Часть 4. Некоторые итоги
В вопросе о том, почему выбор Голицына пал в данном случае именно на Рылеева, можно строить только разного рода догадки. Очевидно, министру необходим был человек неизвестный, не вполне включенный в литературный процесс – для того, чтобы «подстроенность» всей этой истории не сразу бросалась в глаза. Соответственно, выпад против Аракчеева в этом случае можно было рассматривать как «глас народа».
Рылеев же, в свою очередь, был полон мечтаний о славе, в том числе и о славе литературной. В письмах его можно встретить, в частности, такие строки: «Иди смело, презирай все несчастья, все бедствия, и если оные постигнут тебя, то переноси их с истинною твердостью, и ты будешь героем, получишь мученический венец и вознесешься превыше человеков». «Быть героем, вознестись превыше человечества! Какие сладостные мечты!

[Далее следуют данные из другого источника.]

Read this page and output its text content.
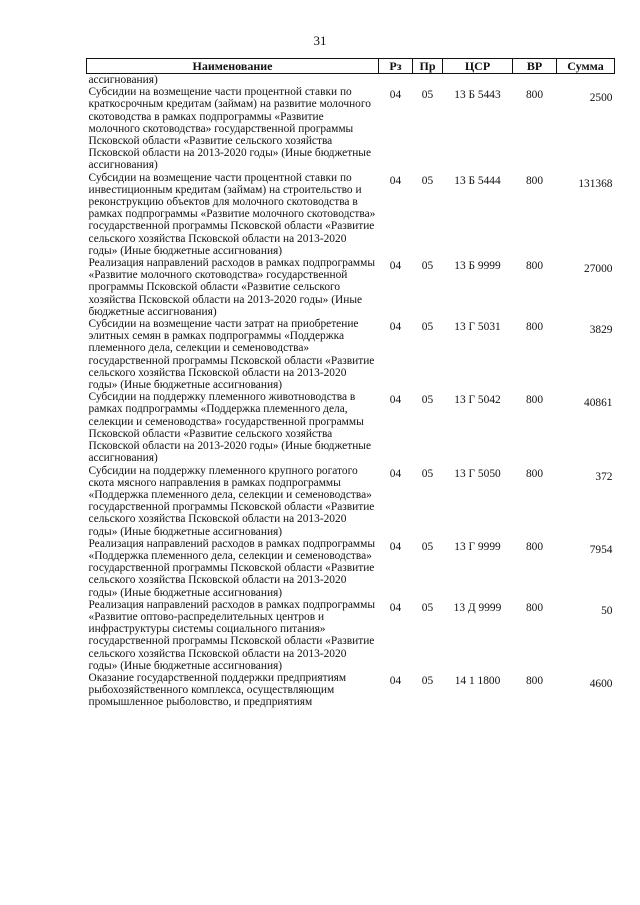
31
Наименование	Рз	Пр	ЦСР	ВР	Сумма
ассигнования)					
Субсидии на возмещение части процентной ставки по краткосрочным кредитам (займам) на развитие молочного скотоводства в рамках подпрограммы «Развитие молочного скотоводства» государственной программы Псковской области «Развитие сельского хозяйства Псковской области на 2013-2020 годы» (Иные бюджетные ассигнования)	04	05	13 Б 5443	800	2500
Субсидии на возмещение части процентной ставки по инвестиционным кредитам (займам) на строительство и реконструкцию объектов для молочного скотоводства в рамках подпрограммы «Развитие молочного скотоводства» государственной программы Псковской области «Развитие сельского хозяйства Псковской области на 2013-2020 годы» (Иные бюджетные ассигнования)	04	05	13 Б 5444	800	131368
Реализация направлений расходов в рамках подпрограммы «Развитие молочного скотоводства» государственной программы Псковской области «Развитие сельского хозяйства Псковской области на 2013-2020 годы» (Иные бюджетные ассигнования)	04	05	13 Б 9999	800	27000
Субсидии на возмещение части затрат на приобретение элитных семян в рамках подпрограммы «Поддержка племенного дела, селекции и семеноводства» государственной программы Псковской области «Развитие сельского хозяйства Псковской области на 2013-2020 годы» (Иные бюджетные ассигнования)	04	05	13 Г 5031	800	3829
Субсидии на поддержку племенного животноводства в рамках подпрограммы «Поддержка племенного дела, селекции и семеноводства» государственной программы Псковской области «Развитие сельского хозяйства Псковской области на 2013-2020 годы» (Иные бюджетные ассигнования)	04	05	13 Г 5042	800	40861
Субсидии на поддержку племенного крупного рогатого скота мясного направления в рамках подпрограммы «Поддержка племенного дела, селекции и семеноводства» государственной программы Псковской области «Развитие сельского хозяйства Псковской области на 2013-2020 годы» (Иные бюджетные ассигнования)	04	05	13 Г 5050	800	372
Реализация направлений расходов в рамках подпрограммы «Поддержка племенного дела, селекции и семеноводства» государственной программы Псковской области «Развитие сельского хозяйства Псковской области на 2013-2020 годы» (Иные бюджетные ассигнования)	04	05	13 Г 9999	800	7954
Реализация направлений расходов в рамках подпрограммы «Развитие оптово-распределительных центров и инфраструктуры системы социального питания» государственной программы Псковской области «Развитие сельского хозяйства Псковской области на 2013-2020 годы» (Иные бюджетные ассигнования)	04	05	13 Д 9999	800	50
Оказание государственной поддержки предприятиям рыбохозяйственного комплекса, осуществляющим промышленное рыболовство, и предприятиям	04	05	14 1 1800	800	4600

О! я повинуюсь сердцу». «Я хочу прочной славы, не даром, но за дело[149]. И в данном случае начинающему литератору представился прекрасный случай прославиться.
История с публикацией сатиры имела и вполне конкретные, зафиксированные в источниках последствия.

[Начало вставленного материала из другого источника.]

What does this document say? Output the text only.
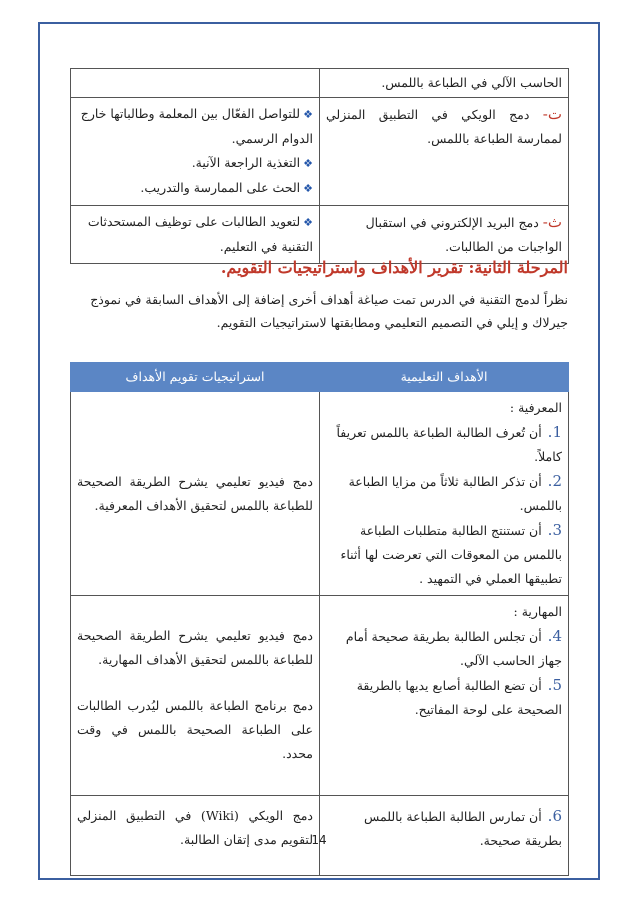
الحاسب الآلي في الطباعة باللمس.	
ت- دمج الويكي في التطبيق المنزلي لممارسة الطباعة باللمس.	❖للتواصل الفعّال بين المعلمة وطالباتها خارج الدوام الرسمي.
❖التغذية الراجعة الآنية.
❖الحث على الممارسة والتدريب.

ث- دمج البريد الإلكتروني في استقبال الواجبات من الطالبات.	❖لتعويد الطالبات على توظيف المستحدثات التقنية في التعليم.
المرحلة الثانية: تقرير الأهداف واستراتيجيات التقويم.
نظراً لدمج التقنية في الدرس تمت صياغة أهداف أخرى إضافة إلى الأهداف السابقة في نموذج جيرلاك و إيلي في التصميم التعليمي ومطابقتها لاستراتيجيات التقويم.
الأهداف التعليمية	استراتيجيات تقويم الأهداف

المعرفية :
1. أن تُعرف الطالبة الطباعة باللمس تعريفاً كاملاً.
2. أن تذكر الطالبة ثلاثاً من مزايا الطباعة باللمس.
3. أن تستنتج الطالبة متطلبات الطباعة باللمس من المعوقات التي تعرضت لها أثناء تطبيقها العملي في التمهيد .	دمج فيديو تعليمي يشرح الطريقة الصحيحة للطباعة باللمس لتحقيق الأهداف المعرفية.

المهارية :
4. أن تجلس الطالبة بطريقة صحيحة أمام جهاز الحاسب الآلي.
5. أن تضع الطالبة أصابع يديها بالطريقة الصحيحة على لوحة المفاتيح.	دمج فيديو تعليمي يشرح الطريقة الصحيحة للطباعة باللمس لتحقيق الأهداف المهارية.
دمج برنامج الطباعة باللمس ليُدرب الطالبات على الطباعة الصحيحة باللمس في وقت محدد.

6. أن تمارس الطالبة الطباعة باللمس بطريقة صحيحة.	دمج الويكي (Wiki) في التطبيق المنزلي لتقويم مدى إتقان الطالبة.
14
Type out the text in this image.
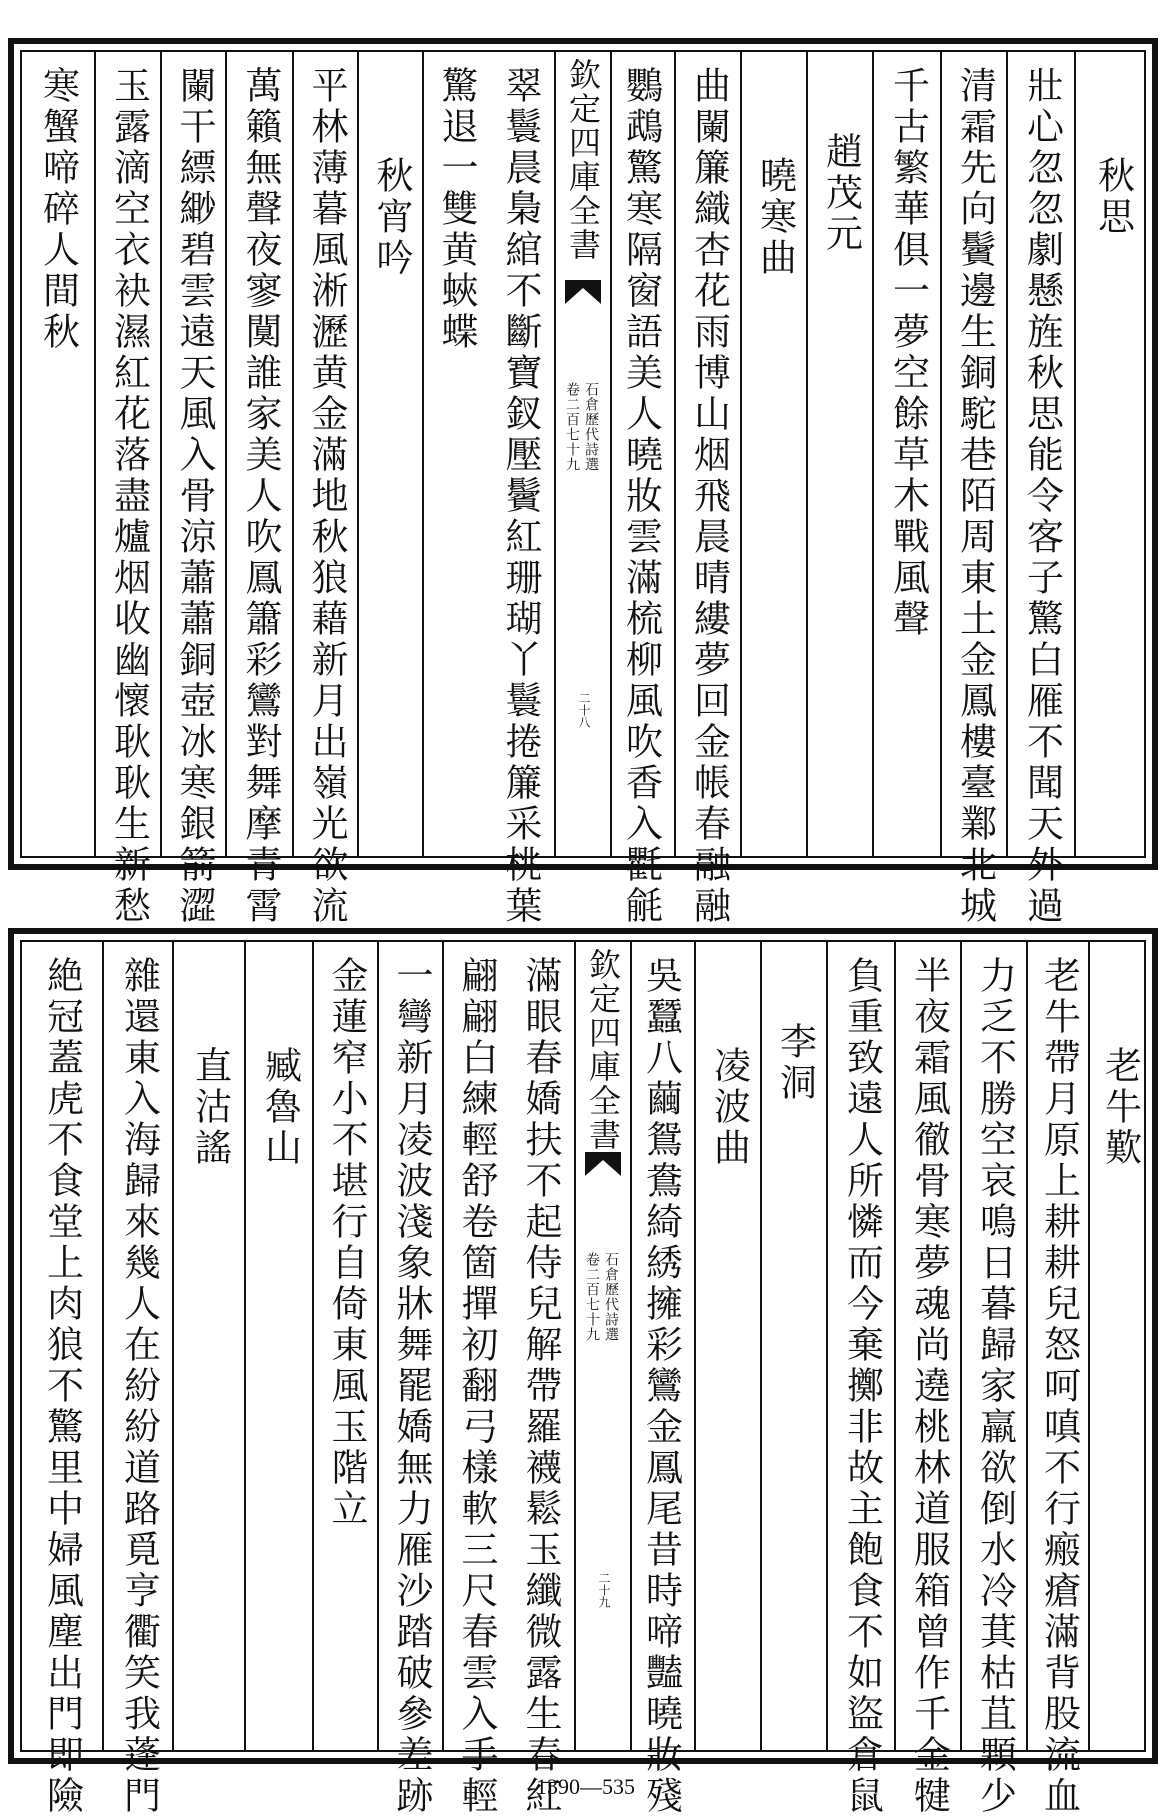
翠鬟晨梟綰不斷寶釵壓鬢紅珊瑚丫鬟捲簾采桃葉
驚退一雙黄蛺蝶
秋宵吟
平林薄暮風淅瀝黄金滿地秋狼藉新月出嶺光欲流
萬籟無聲夜寥闃誰家美人吹鳳簫彩鸞對舞摩青霄
闌干縹緲碧雲遠天風入骨涼蕭蕭銅壺冰寒銀箭澀
玉露滴空衣袂濕紅花落盡爐烟收幽懷耿耿生新愁
寒蟹啼碎人間秋	欽定四庫全書
石倉歷代詩選
卷二百七十九
二十八 鸚鵡驚寒隔窗語美人曉妝雲滿梳柳風吹香入氍毹 曲闌簾織杏花雨博山烟飛晨晴縷夢回金帳春融融 曉寒曲 趙茂元 千古繁華俱一夢空餘草木戰風聲 清霜先向鬢邊生銅駝巷陌周東土金鳳樓臺鄴北城 壯心忽忽劇懸旌秋思能令客子驚白雁不聞天外過 秋思
滿眼春嬌扶不起侍兒解帶羅襪鬆玉纖微露生春紅
翩翩白練輕舒卷箇撣初翻弓樣軟三尺春雲入手輕
一彎新月凌波淺象牀舞罷嬌無力雁沙踏破參差跡
金蓮窄小不堪行自倚東風玉階立
臧魯山
直沽謠
雜還東入海歸來幾人在紛紛道路覓亨衢笑我蓬門
絶冠蓋虎不食堂上肉狼不驚里中婦風塵出門即險	欽定四庫全書
石倉歷代詩選
卷二百七十九
二十九 吳蠶八繭鴛鴦綺綉擁彩鸞金鳳尾昔時啼豔曉妝殘 凌波曲 李洞 負重致遠人所憐而今棄擲非故主飽食不如盜倉鼠 半夜霜風徹骨寒夢魂尚遶桃林道服箱曾作千金犍 力乏不勝空哀鳴日暮歸家羸欲倒水冷萁枯苴顆少 老牛帶月原上耕耕兒怒呵嗔不行瘢瘡滿背股流血 老牛歎
1390—535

Очевидно, ближайшим из них было появление в общественном сознании мысли, что в «семеновской истории» виноват именно Аракчеев, который, зная Шварца как жестокого офицера, специально рекомендовал его к должности командира Семеновского полка. Впоследствии мысль эта стала всеобщей – и в мемуарах, и в историографии.

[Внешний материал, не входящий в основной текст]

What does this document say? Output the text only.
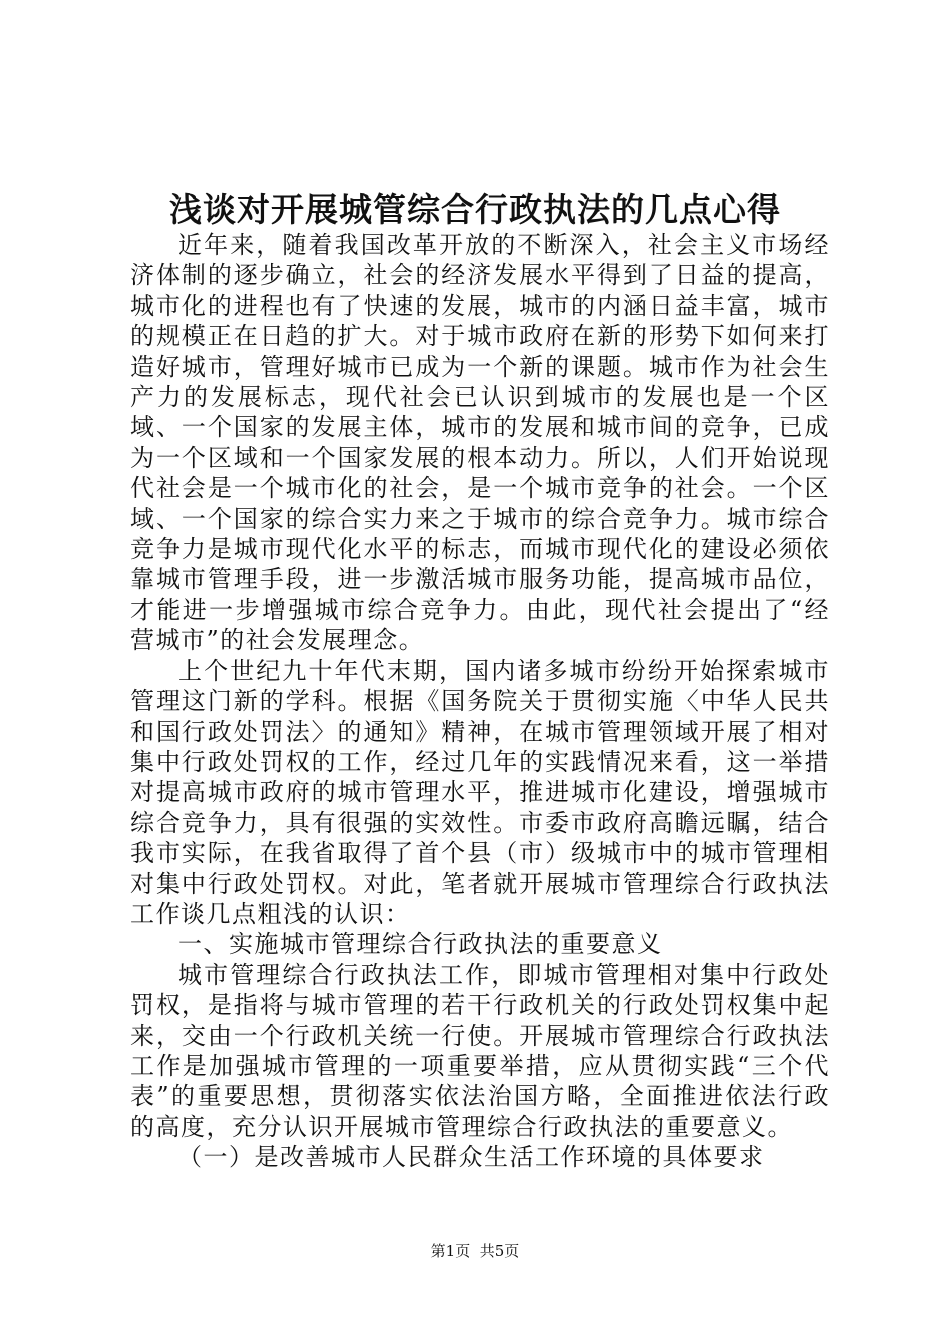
浅谈对开展城管综合行政执法的几点心得

近年来，随着我国改革开放的不断深入，社会主义市场经济体制的逐步确立，社会的经济发展水平得到了日益的提高，城市化的进程也有了快速的发展，城市的内涵日益丰富，城市的规模正在日趋的扩大。对于城市政府在新的形势下如何来打造好城市，管理好城市已成为一个新的课题。城市作为社会生产力的发展标志，现代社会已认识到城市的发展也是一个区域、一个国家的发展主体，城市的发展和城市间的竞争，已成为一个区域和一个国家发展的根本动力。所以，人们开始说现代社会是一个城市化的社会，是一个城市竞争的社会。一个区域、一个国家的综合实力来之于城市的综合竞争力。城市综合竞争力是城市现代化水平的标志，而城市现代化的建设必须依靠城市管理手段，进一步激活城市服务功能，提高城市品位，才能进一步增强城市综合竞争力。由此，现代社会提出了“经营城市”的社会发展理念。

上个世纪九十年代末期，国内诸多城市纷纷开始探索城市管理这门新的学科。根据《国务院关于贯彻实施〈中华人民共和国行政处罚法〉的通知》精神，在城市管理领域开展了相对集中行政处罚权的工作，经过几年的实践情况来看，这一举措对提高城市政府的城市管理水平，推进城市化建设，增强城市综合竞争力，具有很强的实效性。市委市政府高瞻远瞩，结合我市实际，在我省取得了首个县（市）级城市中的城市管理相对集中行政处罚权。对此，笔者就开展城市管理综合行政执法工作谈几点粗浅的认识：

一、实施城市管理综合行政执法的重要意义

城市管理综合行政执法工作，即城市管理相对集中行政处罚权，是指将与城市管理的若干行政机关的行政处罚权集中起来，交由一个行政机关统一行使。开展城市管理综合行政执法工作是加强城市管理的一项重要举措，应从贯彻实践“三个代表”的重要思想，贯彻落实依法治国方略，全面推进依法行政的高度，充分认识开展城市管理综合行政执法的重要意义。

（一）是改善城市人民群众生活工作环境的具体要求

第1页 共5页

Именно Аракчеев, вместе с великим князем Михаилом Павловичем, «добились замены Потемкина (прежнего командира полка – А.Г., О.К .) Шварцем», - утверждал в мемуарах бывший семеновский офицер, М.И. Муравьев-Апостол[150]. «Аракчеевские ставленники начали занимать места командиров на ответственнейших постах, и креатура Аракчеева — полковник Шварц был назначен в 1820 г. командиром лейб-гвардии Семеновского полка», - такой видится ситуация в армии в 1820 г. М.В. Нечкиной[151]. «В 1820 г. популярного командира лейб-гвардии Семеновского полка Потемкина заменил Шварц, вошедший в историю аракчеевщины как ее олицетворение», - считает Е.А. Прокофьев[152]. А автор вышедшей не так давно монографии, специально посвященной неповиновению семеновцев, В.А. Лапин, даже посвящает несколько страниц изложению биографии Аракчеева[153].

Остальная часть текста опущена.